On Tuesday, more than 700 public transportation leaders gathered in Washington, D.C., to urge Congress to move forward quickly on federal legislation that will invest in public transportation to support and create jobs.
“First on the agenda is the passage of the HIRE Act in the Senate this week,” said American Public Transportation Association (APTA) President William Millar, who welcomed the U.S. public transit leaders. “The HIRE Act will do two things: release the funding for public transportation in the 2010 appropriations bill and extend the deadline for the federal surface transportation legislation until December 31, 2010.”
Since the last federal surface transportation act expired last fall, Congress has been granting short-term extensions. The current extension is scheduled to expire March 28.

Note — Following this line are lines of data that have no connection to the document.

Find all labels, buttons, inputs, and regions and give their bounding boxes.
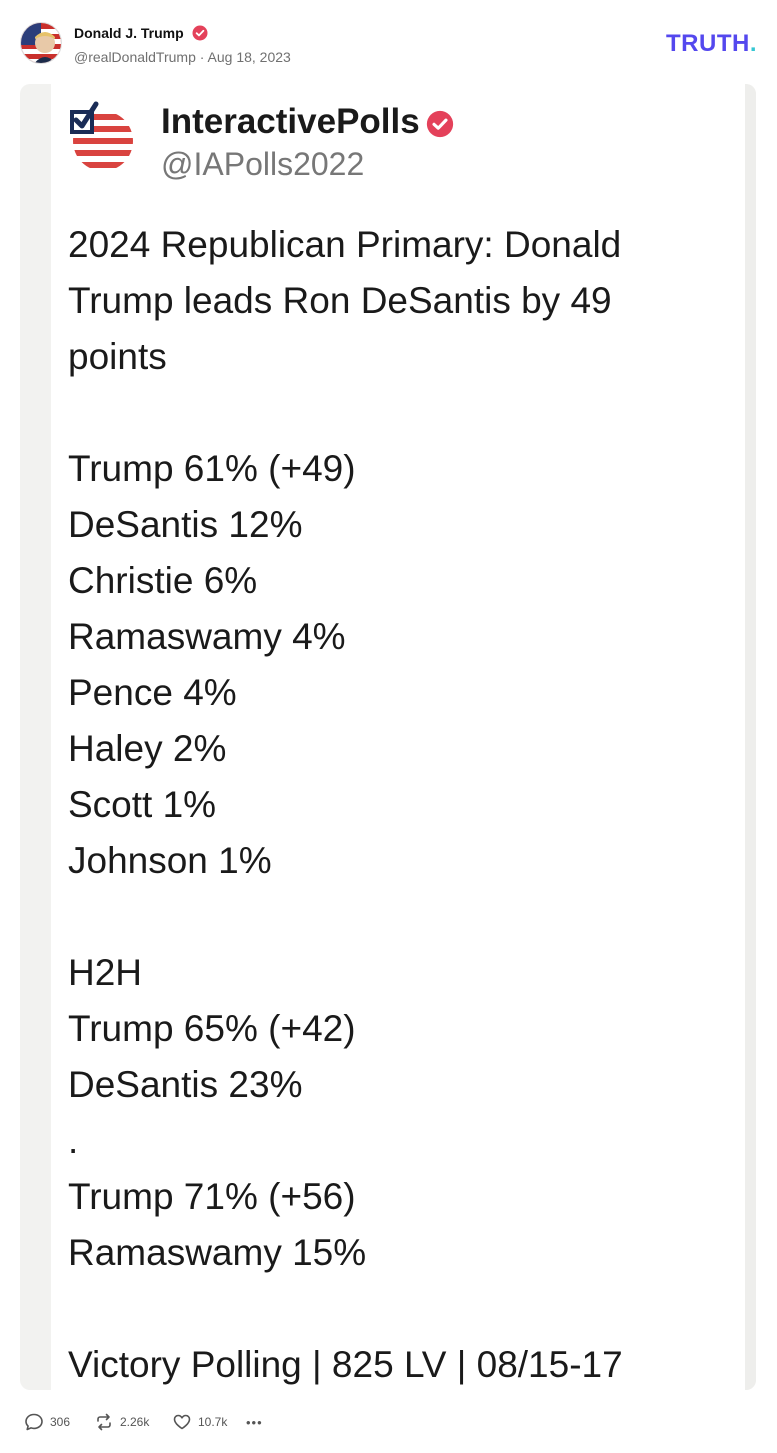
text-line: H2H	[68, 952, 143, 993]
embedded-account-handle: @IAPolls2022	[161, 146, 365, 182]
text-line: Ramaswamy 4%	[68, 616, 346, 657]
text-line: 2024 Republican Primary: Donald	[68, 224, 622, 265]
logo-dot: .	[749, 30, 757, 57]
text-line: Ramaswamy 15%	[68, 1232, 367, 1273]
like-count: 10.7k	[198, 1415, 228, 1429]
text-line: Pence 4%	[68, 672, 237, 713]
text-line: Christie 6%	[68, 560, 258, 601]
text-line: Trump leads Ron DeSantis by 49	[68, 280, 612, 321]
logo-text: TRUTH	[666, 30, 750, 57]
repost-icon	[97, 1413, 111, 1431]
like-button[interactable]: 10.7k	[172, 1408, 227, 1436]
truth-logo[interactable]: TRUTH.	[666, 30, 757, 58]
image-edge	[745, 84, 756, 1390]
post-image[interactable]: InteractivePolls @IAPolls2022 2024 Repub…	[20, 84, 756, 1390]
embedded-post-text: 2024 Republican Primary: Donald Trump le…	[68, 217, 728, 1390]
text-line: Victory Polling | 825 LV | 08/15-17	[68, 1344, 623, 1385]
text-line: Johnson 1%	[68, 840, 272, 881]
author-name[interactable]: Donald J. Trump	[74, 25, 184, 41]
embedded-account-name: InteractivePolls	[161, 102, 454, 142]
heart-icon	[173, 1414, 191, 1430]
author-avatar[interactable]	[20, 22, 62, 64]
retruth-button[interactable]: 2.26k	[94, 1408, 149, 1436]
text-line: Trump 61% (+49)	[68, 448, 356, 489]
reply-button[interactable]: 306	[24, 1408, 70, 1436]
text-line: points	[68, 336, 167, 377]
embedded-post: InteractivePolls @IAPolls2022 2024 Repub…	[51, 84, 745, 1390]
text-line: Trump 71% (+56)	[68, 1176, 356, 1217]
text-line: Haley 2%	[68, 728, 227, 769]
more-options-icon[interactable]: •••	[246, 1408, 263, 1436]
author-handle-date: @realDonaldTrump · Aug 18, 2023	[74, 49, 291, 65]
text-line: Trump 65% (+42)	[68, 1008, 356, 1049]
verified-badge-icon	[426, 107, 454, 137]
text-line: DeSantis 12%	[68, 504, 303, 545]
author-block: Donald J. Trump @realDonaldTrump · Aug 1…	[74, 24, 291, 65]
embedded-account-name-text: InteractivePolls	[161, 102, 420, 141]
text-line: .	[68, 1120, 79, 1161]
reply-count: 306	[50, 1415, 71, 1429]
text-line: Scott 1%	[68, 784, 217, 825]
comment-icon	[25, 1413, 43, 1431]
interactivepolls-logo-icon	[66, 98, 140, 172]
retruth-count: 2.26k	[120, 1415, 150, 1429]
verified-badge-icon	[192, 25, 208, 41]
text-line: DeSantis 23%	[68, 1064, 303, 1105]
post-header: Donald J. Trump @realDonaldTrump · Aug 1…	[20, 20, 757, 66]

Public transportation leaders are also calling on their congressional leaders to pass another economic stimulus jobs bill this year that invests in public transportation and includes flexibility for operating funding for public transit systems. This legislation is urgently needed, not only to maintain public transit service, but to avoid the loss of American jobs. For every $1 billion invested in public transportation capital and operations, 36,000 jobs are created.
“Public transportation riders across the country are paying higher fares and seeing their services reduced or eliminated because of this severe economic recession,” said J. Barry Barker, APTA vice chair, government affairs, and executive director, Transit Authority of River City in Kentucky. "For the tens of millions of Americans who ride public transportation and for the millions of Americans who are seeking employment, we need Congress to act quickly to pass legislation that invests in public transportation."
While the HIRE Act and another jobs bill are much needed stop-gap measures, APTA is calling on Congress to approve a robust, multi-year bill so that public transportation systems can plan for the future. APTA is calling for $123 billion in investment over six years for public transportation to double ridership in 20 years, and $50 billion for high-speed rail.
“Although the short-term measures are welcomed and very helpful, they are not a substitute for a new, long-term, transportation legislation that will create and support good “green” jobs and build a world-class, 21st century, multi-modal transportation system,” said Millar. “The longer we wait for a new multi-year transportation bill, the less public transit systems and public transit businesses can support and create American jobs. Passing a long-term transportation authorization bill will be the best thing for public transportation and will also help our country’s economic recovery.”